Комендант приказал оставаться на местах и держаться до конца. 43-я береговая батарея по-прежнему оттягивала на себя значительные силы южной группировки противника, что давало возможность окруженному гарнизону выиграть время и закрепиться на новых рубежах. Генерал сообщил, что машина с Букоткиным благополучно прибыла в Курессаре, раненые помещены в госпиталь.

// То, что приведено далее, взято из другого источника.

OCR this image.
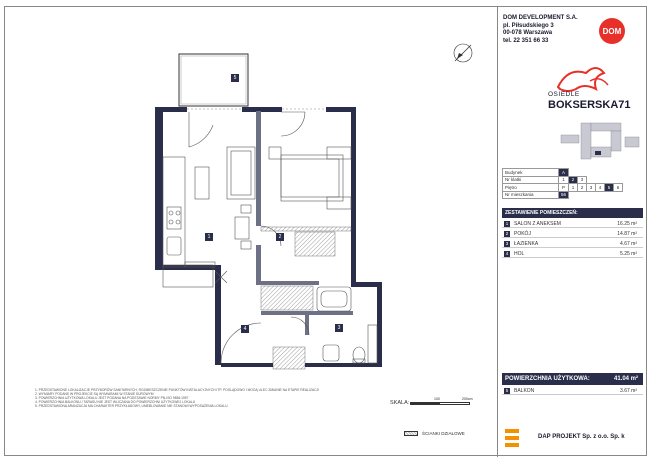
5
1	2
4	3
1. PRZEDSTAWIONE LOKALIZACJE PRZYBORÓW SANITARNYCH, ROZMIESZCZENIE PUNKTÓW INSTALACYJNYCH ITP. POGLĄDOWO I MOGĄ ULEC ZMIANIE NA ETAPIE REALIZACJI
2. WYMIARY PODANE W PROJEKCIE SĄ WYMIARAMI W STANIE SUROWYM
3. POWIERZCHNIA UŻYTKOWA LOKALU JEST PODANA NA PODSTAWIE NORMY PN-ISO 9836:1997
4. POWIERZCHNIA BALKONU / TARASU NIE JEST WLICZANA DO POWIERZCHNI UŻYTKOWEJ LOKALU
5. PRZEDSTAWIONA ARANŻACJA MA CHARAKTER PRZYKŁADOWY, UMEBLOWANIE NIE STANOWI WYPOSAŻENIA LOKALU
SKALA:
100	200cm
ŚCIANKI DZIAŁOWE
DOM DEVELOPMENT S.A.
pl. Piłsudskiego 3
00-078 Warszawa
tel. 22 351 66 33
DOM
OSIEDLE
BOKSERSKA71
Budynek	A						
Nr klatki	1	2	3				
Piętro	P	1	2	3	4	5	6
Nr mieszkania	56						
ZESTAWIENIE POMIESZCZEŃ:
1	SALON Z ANEKSEM	16.25 m²
2	POKÓJ	14.87 m²
3	ŁAZIENKA	4.67 m²
4	HOL	5.25 m²
POWIERZCHNIA UŻYTKOWA:	41.04 m²
5	BALKON	3.67 m²
DAP PROJEKT Sp. z o.o. Sp. k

— Что ж, будем готовить краснофлотцев к новому бою, — сказал Карпенко. — Фашисты думают, что с сорок третьей батареей все покончено. Они еще получат от нас! Идемте, командир батареи, на огневую позицию.
Теперь Мельниченко стало ясно, почему велосипедную роту моряков так срочно перебросили к Ориссаре. Батарея тоже должна помочь окруженным. Только вот артиллерийские и стрелковые боеприпасы кончаются, орудия требуют капитального ремонта, мало сжатого воздуха, нечем наполнить накатники.
Во второй половине дня в секторе стрельбы батареи неожиданно появились силуэты двух немецких кораблей. Они шли на север, — должно быть, на Виртсу. Мельниченко изготовил батарею к стрельбе, но огня так и не открывал. Корабли шли на предельной дистанции, не предпринимая агрессивных действий против батареи. Угрозу для нее представляли лишь три «юнкерса», которые настойчиво кружили над огневой позицией. На этот раз немецкие летчики не торопились. Чувствуя себя в безопасности, они производили прицельное бомбометание, рассчитывая прямыми попаданиями уничтожить орудия.